According to the latest dealer insight survey from Manheim, dealers are overwhelmingly opting to use stocking plans and their own capital for stock acquisition, with nearly one in four part-exchanges retained for resale. The insight was collected via Manheim’s monthly sentiment survey, which takes the pulse of over 240 dealers every month.
Three in every four (74%) dealers say they use their own capital to finance new forecourt stock, while one in five (20%) say a stocking plan is their preferred funding method for vehicles bought at auction. Only 4% say they use interest-attracting finance.
“That the vast majority of dealers are funding auction purchases with their own capital or stocking plans indicates good liquidity amongst the buyer community and strong days to sell ratios.
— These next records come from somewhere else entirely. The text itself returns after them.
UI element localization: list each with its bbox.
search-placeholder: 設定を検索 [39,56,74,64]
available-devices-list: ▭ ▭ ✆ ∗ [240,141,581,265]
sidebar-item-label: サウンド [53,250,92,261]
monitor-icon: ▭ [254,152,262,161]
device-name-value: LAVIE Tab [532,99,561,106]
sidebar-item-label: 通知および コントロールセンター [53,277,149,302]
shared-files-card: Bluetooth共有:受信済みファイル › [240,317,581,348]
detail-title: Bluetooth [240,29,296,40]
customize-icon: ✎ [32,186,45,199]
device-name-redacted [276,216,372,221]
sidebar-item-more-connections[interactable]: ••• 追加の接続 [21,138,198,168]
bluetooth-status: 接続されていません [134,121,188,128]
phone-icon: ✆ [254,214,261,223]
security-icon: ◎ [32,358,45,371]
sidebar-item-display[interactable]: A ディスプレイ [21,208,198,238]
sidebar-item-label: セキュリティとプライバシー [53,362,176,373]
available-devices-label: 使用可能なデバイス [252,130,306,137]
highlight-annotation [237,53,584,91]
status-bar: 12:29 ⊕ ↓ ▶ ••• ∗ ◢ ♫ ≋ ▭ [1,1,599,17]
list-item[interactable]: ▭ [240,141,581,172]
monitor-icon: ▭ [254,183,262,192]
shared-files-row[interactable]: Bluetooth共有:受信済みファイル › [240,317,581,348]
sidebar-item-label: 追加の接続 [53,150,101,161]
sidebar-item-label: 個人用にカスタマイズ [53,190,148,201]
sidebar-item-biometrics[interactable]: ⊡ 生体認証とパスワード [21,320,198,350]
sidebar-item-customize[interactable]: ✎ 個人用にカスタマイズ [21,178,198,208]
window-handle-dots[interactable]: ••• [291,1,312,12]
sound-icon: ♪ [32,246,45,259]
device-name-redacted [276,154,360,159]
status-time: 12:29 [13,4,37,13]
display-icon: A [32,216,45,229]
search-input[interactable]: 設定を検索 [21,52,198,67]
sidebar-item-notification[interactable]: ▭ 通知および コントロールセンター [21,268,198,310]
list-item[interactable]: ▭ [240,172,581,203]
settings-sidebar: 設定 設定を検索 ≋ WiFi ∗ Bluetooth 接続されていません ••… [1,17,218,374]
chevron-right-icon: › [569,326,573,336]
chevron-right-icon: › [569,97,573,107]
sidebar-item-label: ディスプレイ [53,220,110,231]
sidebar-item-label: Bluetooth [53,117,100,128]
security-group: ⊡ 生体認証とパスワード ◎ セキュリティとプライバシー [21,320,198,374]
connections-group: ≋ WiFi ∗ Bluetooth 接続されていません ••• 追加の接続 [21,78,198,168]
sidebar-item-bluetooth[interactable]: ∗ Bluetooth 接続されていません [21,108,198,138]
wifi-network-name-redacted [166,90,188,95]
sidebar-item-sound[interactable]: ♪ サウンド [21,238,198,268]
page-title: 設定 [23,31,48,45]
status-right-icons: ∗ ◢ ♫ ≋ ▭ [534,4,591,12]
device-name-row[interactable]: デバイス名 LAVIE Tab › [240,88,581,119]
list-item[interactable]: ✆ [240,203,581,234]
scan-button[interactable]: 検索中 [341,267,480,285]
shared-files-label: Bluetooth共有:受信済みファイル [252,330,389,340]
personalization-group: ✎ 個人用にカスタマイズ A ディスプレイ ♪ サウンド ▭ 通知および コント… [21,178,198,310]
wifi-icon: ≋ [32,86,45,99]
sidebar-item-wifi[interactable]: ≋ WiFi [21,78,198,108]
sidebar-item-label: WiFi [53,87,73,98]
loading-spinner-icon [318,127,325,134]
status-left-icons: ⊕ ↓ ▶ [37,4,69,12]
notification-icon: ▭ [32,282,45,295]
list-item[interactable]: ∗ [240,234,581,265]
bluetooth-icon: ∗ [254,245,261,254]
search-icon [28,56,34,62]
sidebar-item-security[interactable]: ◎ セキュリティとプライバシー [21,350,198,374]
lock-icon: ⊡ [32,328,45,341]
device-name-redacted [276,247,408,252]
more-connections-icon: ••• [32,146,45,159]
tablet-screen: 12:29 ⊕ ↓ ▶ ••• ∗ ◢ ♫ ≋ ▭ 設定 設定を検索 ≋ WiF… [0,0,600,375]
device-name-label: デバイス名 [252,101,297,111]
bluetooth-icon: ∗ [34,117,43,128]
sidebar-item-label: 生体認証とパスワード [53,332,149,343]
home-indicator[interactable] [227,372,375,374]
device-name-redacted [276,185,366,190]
Cash tied up in stock will strangle even the best of businesses and stocking plans make particularly good sense when days to sell average around 45 days,” said Philip Northard from Manheim.
Stocking plans are quite new on the market; therefore the results of the insight are encouraging. “There’s no doubt it’s a challenging market right now and margins are hard earned, but this paints a positive picture and correlates with the general trend we’re seeing in the used car sector,” added Philip.
Moreover, the survey also looked into what the dealers do with part-exchanges. One in four traded cars are retained by 85% of the dealers questioned, while over half (56%) say they retain between 26% and 49%, and one in five (22%) retain three-quarters of all vehicles they acquire through a part-exchange deal. All the participating dealers reported they retain at least some part-exchange stock for resale.
“This simple insight supports our view that continued consumer appetite for PCP deals and low interest rates are playing an important role in driving good quality, under three-year-old stock into the used market,” concluded Philip.